Cost-aware Multi-objective Bayesian optimisation
This work addresses the challenge of optimizing expensive black-box functions where evaluation costs vary by input, which is incremental but relevant for applications like hyperparameter tuning in machine learning.
The paper tackles the problem of Bayesian optimization with non-uniform evaluation costs across different inputs in the search space, introducing cost-aware constraints and a new acquisition function that achieves competitive performance on synthetic and real-world hyperparameter tuning tasks.
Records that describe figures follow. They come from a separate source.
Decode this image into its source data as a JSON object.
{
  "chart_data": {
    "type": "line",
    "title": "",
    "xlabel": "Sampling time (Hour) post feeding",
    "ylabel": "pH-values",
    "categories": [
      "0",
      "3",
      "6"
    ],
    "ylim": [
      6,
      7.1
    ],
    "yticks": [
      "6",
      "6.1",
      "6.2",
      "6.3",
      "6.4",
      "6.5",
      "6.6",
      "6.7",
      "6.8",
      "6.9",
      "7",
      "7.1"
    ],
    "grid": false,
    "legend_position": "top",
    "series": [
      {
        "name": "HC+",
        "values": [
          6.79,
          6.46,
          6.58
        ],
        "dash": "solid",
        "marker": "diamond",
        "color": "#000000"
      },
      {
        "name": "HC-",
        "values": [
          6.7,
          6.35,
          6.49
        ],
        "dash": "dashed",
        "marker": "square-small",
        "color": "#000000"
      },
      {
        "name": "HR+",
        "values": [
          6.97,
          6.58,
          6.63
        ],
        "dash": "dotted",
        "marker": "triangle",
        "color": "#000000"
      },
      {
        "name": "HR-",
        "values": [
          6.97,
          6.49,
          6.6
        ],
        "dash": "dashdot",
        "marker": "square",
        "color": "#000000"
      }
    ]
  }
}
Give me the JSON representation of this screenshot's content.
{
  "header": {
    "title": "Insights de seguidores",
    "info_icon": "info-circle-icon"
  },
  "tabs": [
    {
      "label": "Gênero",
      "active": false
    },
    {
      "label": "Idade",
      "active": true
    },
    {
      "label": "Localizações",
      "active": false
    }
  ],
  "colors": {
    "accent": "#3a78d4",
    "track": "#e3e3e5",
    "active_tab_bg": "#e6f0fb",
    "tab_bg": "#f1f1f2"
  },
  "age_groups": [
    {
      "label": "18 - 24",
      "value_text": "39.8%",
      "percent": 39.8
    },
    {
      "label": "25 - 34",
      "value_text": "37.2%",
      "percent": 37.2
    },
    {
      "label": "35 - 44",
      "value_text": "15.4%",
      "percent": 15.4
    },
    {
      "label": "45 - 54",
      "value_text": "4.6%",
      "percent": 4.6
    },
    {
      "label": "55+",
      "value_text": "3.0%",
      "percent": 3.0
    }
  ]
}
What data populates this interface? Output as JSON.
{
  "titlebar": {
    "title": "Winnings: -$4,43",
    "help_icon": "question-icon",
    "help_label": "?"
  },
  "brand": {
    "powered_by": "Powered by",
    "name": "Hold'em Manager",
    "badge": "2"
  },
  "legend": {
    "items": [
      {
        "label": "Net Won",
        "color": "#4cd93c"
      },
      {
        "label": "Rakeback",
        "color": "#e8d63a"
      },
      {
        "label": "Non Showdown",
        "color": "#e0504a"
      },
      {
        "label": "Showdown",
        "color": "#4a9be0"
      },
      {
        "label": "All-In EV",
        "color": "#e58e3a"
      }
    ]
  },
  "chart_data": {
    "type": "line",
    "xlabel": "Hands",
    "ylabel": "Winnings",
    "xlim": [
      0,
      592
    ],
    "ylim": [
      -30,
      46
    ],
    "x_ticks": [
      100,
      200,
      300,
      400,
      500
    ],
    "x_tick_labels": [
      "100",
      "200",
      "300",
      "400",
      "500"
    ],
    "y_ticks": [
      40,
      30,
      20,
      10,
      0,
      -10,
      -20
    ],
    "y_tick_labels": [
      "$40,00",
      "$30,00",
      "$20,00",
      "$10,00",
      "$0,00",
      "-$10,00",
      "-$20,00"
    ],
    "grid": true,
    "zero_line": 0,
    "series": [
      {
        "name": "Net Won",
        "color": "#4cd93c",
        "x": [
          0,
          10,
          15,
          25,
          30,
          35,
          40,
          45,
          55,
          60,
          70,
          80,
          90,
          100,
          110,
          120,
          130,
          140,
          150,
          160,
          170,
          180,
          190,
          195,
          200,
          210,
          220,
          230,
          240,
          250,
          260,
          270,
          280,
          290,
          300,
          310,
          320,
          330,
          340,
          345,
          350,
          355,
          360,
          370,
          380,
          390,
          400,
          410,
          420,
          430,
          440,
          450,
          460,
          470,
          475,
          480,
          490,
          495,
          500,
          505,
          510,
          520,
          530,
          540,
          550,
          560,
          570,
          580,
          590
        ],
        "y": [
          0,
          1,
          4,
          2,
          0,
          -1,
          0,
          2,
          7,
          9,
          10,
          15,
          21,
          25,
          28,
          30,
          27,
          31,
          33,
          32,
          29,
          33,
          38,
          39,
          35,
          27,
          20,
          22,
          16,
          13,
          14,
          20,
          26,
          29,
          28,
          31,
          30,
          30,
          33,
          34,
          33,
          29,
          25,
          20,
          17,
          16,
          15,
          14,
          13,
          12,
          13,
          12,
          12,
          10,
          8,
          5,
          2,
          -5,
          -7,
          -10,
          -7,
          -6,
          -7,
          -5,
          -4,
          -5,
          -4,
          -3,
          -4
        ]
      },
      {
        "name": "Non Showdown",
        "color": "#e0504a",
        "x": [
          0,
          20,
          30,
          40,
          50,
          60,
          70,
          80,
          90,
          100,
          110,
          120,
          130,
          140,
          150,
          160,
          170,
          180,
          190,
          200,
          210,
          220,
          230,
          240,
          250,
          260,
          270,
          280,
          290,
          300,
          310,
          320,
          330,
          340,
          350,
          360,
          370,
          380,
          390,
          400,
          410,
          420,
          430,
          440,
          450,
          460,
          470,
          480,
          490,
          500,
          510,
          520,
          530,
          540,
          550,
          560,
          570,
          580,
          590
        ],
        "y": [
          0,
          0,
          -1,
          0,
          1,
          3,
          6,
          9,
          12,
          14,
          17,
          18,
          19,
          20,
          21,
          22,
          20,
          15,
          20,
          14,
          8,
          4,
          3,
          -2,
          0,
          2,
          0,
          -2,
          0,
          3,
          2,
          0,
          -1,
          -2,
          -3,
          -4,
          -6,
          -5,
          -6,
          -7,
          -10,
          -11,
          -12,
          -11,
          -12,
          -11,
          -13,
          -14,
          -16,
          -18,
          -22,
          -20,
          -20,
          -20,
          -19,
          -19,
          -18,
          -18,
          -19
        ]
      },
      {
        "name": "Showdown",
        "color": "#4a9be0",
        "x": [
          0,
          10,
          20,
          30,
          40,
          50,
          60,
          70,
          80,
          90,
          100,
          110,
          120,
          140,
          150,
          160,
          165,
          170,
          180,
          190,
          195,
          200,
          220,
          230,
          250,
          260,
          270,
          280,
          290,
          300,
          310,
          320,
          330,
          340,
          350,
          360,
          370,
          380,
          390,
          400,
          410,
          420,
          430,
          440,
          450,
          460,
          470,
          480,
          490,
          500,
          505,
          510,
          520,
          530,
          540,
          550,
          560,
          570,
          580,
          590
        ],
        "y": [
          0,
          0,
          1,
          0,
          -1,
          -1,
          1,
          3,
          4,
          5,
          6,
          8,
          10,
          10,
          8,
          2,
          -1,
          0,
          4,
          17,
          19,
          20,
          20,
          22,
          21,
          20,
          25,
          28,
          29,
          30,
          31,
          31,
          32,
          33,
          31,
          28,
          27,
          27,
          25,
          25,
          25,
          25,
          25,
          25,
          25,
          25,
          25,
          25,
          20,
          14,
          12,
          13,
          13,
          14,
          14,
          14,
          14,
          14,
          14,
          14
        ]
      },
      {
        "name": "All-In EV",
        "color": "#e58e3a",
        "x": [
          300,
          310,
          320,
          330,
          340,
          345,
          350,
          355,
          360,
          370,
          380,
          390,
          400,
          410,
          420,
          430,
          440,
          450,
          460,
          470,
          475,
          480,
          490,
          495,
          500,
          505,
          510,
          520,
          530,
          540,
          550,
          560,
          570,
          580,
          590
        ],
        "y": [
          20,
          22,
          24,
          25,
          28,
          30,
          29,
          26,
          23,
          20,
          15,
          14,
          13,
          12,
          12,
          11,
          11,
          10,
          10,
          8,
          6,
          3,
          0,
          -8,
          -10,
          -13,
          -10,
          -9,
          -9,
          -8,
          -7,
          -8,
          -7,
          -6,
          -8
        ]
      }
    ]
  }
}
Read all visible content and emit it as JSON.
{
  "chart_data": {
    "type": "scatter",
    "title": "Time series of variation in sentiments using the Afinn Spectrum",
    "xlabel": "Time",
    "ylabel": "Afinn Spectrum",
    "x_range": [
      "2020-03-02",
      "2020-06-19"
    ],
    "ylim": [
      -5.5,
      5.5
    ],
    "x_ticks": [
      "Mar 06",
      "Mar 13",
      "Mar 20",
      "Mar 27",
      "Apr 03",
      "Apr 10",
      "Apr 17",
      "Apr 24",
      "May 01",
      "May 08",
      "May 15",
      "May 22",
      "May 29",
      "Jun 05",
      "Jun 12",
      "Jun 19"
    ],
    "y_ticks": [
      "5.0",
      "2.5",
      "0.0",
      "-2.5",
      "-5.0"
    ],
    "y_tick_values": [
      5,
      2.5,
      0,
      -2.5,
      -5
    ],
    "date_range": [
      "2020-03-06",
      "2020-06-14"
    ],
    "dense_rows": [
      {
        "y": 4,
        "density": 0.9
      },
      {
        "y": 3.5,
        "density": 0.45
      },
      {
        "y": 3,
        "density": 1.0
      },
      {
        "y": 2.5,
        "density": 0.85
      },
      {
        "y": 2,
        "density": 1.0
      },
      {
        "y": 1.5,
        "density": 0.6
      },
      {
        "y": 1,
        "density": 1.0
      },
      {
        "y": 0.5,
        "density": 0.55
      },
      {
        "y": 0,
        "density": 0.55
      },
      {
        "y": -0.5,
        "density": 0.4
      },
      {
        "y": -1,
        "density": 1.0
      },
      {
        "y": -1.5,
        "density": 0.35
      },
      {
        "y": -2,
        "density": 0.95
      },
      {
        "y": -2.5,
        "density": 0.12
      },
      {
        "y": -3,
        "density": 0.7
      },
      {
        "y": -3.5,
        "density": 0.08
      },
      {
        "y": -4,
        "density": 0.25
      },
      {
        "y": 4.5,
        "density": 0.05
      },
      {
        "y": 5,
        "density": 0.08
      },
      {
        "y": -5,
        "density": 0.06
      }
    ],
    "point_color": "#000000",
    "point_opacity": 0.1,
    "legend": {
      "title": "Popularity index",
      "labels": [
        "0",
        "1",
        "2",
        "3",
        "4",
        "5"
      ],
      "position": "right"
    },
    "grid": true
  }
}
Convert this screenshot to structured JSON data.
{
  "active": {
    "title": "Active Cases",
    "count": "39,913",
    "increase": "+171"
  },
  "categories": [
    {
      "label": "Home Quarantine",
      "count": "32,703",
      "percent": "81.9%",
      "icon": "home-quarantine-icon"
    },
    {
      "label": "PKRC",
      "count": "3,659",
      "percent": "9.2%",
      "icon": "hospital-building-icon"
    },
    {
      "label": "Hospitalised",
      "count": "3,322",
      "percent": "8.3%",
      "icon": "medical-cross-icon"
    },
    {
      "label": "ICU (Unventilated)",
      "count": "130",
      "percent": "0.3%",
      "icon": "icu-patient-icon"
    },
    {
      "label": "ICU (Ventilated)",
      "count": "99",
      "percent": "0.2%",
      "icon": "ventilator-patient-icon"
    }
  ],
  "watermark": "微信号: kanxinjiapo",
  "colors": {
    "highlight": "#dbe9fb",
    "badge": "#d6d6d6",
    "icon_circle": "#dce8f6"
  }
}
The notion of expense in Bayesian optimisation generally refers to the uniformly expensive cost of function evaluations over the whole search space. However, in some scenarios, the cost of evaluation for black-box objective functions is non-uniform since different inputs from search space may incur different costs for function evaluations. We introduce a cost-aware multi-objective Bayesian optimisation with non-uniform evaluation cost over objective functions by defining cost-aware constraints over the search space. The cost-aware constraints are a sorted tuple of indexes that demonstrate the ordering of dimensions of the search space based on the user's prior knowledge about their cost of usage. We formulate a new multi-objective Bayesian optimisation acquisition function with detailed analysis of the convergence that incorporates this cost-aware constraints while optimising the objective functions. We demonstrate our algorithm based on synthetic and real-world problems in hyperparameter tuning of neural networks and random forests.